En 2001, Le British Mountaineering Council a créé un dépliant pour aider à éduquer les grimpeurs sur l'équipement, ses utilisations, ses limites, son entretien et son inspection. Voici un extrait du dépliant concernant les crampons:

Les crampons subissent d'incroyables contraintes – un grimpeur portant un sac à dos lourd et marchant sur des rochers ou des blocs de pierre transfère une grande force sur les pointes du crampon. (Pour les esprits techniques, la force d'impact peut atteindre environ 3kN, ce qui sur un terrain accidenté pourrait être réparti sur seulement deux ou trois pointes !) De plus, le crampon se plie légèrement, même sur la botte la plus rigide, et cela se produit à chaque pas.
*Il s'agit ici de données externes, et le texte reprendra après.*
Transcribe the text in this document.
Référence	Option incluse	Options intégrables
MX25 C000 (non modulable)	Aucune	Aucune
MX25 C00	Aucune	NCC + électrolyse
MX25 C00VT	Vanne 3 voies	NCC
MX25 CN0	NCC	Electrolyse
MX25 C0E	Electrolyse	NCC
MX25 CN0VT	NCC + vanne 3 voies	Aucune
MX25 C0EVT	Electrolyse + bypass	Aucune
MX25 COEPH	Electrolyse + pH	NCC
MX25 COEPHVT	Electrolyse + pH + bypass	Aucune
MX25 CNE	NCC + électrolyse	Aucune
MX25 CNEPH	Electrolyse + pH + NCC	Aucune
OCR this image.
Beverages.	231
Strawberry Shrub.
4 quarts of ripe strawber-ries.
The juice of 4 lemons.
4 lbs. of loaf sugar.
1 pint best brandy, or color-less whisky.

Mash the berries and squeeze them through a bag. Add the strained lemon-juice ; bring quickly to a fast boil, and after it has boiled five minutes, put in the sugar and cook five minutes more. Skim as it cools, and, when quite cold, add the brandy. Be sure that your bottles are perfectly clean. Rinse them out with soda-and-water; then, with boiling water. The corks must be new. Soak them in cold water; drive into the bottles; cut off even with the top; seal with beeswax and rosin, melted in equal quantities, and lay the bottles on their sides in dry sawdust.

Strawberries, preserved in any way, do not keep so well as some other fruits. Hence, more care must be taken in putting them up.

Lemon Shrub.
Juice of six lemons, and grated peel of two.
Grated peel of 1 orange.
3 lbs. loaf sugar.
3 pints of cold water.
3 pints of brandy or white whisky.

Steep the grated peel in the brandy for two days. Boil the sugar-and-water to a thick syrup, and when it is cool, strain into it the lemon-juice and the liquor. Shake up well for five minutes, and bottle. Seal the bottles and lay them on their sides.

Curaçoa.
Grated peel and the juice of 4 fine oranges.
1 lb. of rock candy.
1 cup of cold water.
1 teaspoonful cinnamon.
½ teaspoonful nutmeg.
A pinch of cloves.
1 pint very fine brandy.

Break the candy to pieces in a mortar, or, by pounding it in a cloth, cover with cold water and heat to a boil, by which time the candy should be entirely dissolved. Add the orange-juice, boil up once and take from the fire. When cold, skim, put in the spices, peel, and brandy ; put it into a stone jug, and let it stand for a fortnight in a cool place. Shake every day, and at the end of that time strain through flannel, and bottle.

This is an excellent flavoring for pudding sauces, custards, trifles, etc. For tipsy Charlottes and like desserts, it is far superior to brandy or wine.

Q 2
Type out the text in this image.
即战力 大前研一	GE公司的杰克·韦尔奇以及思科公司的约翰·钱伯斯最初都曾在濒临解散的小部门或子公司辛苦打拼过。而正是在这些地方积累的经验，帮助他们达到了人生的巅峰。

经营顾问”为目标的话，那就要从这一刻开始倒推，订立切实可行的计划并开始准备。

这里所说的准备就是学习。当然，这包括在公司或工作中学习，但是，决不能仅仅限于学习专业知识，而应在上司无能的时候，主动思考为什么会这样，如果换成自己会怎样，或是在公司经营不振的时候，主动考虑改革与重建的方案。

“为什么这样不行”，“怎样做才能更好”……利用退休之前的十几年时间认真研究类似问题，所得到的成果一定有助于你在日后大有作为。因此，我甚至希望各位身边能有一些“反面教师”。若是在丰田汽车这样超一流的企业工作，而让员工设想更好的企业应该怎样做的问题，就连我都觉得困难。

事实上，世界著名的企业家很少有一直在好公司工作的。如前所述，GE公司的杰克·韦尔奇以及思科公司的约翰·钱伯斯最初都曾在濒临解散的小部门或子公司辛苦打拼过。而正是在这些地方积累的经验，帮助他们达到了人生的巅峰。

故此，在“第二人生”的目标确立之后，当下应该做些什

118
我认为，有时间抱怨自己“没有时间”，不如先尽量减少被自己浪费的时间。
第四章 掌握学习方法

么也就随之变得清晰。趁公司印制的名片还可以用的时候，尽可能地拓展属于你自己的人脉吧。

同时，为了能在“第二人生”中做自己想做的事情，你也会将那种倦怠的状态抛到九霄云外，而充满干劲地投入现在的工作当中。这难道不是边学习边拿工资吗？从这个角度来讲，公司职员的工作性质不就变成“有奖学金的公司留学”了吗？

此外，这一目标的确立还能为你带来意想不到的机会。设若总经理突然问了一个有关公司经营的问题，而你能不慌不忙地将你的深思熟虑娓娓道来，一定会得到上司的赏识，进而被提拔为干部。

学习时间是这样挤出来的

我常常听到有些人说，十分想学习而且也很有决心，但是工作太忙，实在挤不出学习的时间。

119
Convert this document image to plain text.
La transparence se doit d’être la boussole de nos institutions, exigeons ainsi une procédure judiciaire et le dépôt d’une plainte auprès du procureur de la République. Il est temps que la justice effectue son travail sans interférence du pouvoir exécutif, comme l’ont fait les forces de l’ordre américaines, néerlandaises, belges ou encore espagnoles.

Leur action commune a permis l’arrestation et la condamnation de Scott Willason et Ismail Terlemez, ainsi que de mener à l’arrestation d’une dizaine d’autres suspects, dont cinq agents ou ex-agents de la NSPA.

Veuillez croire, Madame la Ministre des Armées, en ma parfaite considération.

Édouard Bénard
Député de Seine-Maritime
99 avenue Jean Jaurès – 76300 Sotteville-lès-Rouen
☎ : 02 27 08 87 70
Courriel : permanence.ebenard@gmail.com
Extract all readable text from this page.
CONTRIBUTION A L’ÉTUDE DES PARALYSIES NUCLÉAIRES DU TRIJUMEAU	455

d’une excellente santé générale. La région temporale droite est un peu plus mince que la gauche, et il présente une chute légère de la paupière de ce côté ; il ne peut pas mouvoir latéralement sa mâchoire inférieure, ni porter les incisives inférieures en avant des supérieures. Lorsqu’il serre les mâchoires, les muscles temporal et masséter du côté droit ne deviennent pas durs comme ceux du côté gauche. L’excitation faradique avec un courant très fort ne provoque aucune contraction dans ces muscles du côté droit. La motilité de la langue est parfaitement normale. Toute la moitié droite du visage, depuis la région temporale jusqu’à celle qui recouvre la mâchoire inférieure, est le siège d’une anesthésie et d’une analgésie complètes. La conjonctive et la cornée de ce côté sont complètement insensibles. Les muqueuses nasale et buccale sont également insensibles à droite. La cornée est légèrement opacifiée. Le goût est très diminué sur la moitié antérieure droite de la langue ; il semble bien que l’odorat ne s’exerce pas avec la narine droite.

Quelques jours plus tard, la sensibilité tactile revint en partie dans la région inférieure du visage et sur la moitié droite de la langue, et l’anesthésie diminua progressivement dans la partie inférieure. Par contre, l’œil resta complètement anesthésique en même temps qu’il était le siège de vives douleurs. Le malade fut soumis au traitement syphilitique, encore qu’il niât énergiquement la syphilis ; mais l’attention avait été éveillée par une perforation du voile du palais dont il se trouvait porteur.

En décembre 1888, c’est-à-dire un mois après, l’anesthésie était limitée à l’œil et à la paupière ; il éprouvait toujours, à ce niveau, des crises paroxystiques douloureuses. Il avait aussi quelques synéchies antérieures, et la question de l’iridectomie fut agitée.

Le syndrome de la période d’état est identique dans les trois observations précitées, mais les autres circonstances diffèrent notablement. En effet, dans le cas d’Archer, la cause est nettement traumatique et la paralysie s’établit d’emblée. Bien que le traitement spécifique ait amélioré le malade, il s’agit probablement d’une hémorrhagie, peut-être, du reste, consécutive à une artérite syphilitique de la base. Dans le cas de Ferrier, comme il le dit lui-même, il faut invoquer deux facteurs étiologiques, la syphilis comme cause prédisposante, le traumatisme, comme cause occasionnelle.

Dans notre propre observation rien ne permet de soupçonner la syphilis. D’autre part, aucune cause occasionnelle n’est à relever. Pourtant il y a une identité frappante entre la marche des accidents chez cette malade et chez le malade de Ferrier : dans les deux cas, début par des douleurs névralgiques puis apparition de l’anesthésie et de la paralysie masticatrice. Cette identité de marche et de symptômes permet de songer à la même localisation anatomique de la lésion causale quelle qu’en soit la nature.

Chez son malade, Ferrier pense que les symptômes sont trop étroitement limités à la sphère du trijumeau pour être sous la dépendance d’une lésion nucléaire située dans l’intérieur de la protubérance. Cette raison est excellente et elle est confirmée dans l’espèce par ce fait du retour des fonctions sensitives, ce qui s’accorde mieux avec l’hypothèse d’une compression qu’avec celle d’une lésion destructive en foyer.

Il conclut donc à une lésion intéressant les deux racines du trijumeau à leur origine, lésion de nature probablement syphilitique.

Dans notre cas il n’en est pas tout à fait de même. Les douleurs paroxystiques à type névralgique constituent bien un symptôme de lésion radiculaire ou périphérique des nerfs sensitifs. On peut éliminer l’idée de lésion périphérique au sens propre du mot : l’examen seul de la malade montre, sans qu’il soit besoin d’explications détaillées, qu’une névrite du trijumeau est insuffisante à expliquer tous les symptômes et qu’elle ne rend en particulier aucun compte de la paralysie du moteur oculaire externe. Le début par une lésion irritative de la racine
Lors d'une randonnée de dix miles, un crampon peut subir 10,000 cycles de pliage. Le métal se casse s'il fait suffisamment froid et est soit plié avec une force suffisante (fracture fragile), soit fléchi d'avant en arrière suffisamment de fois (rupture par fatigue). Ce qui est surprenant, ce n'est pas que certains crampons se cassent, mais plutôt que la plupart ne se cassent pas – un témoignage du savoir-faire de nos fabricants d'équipements.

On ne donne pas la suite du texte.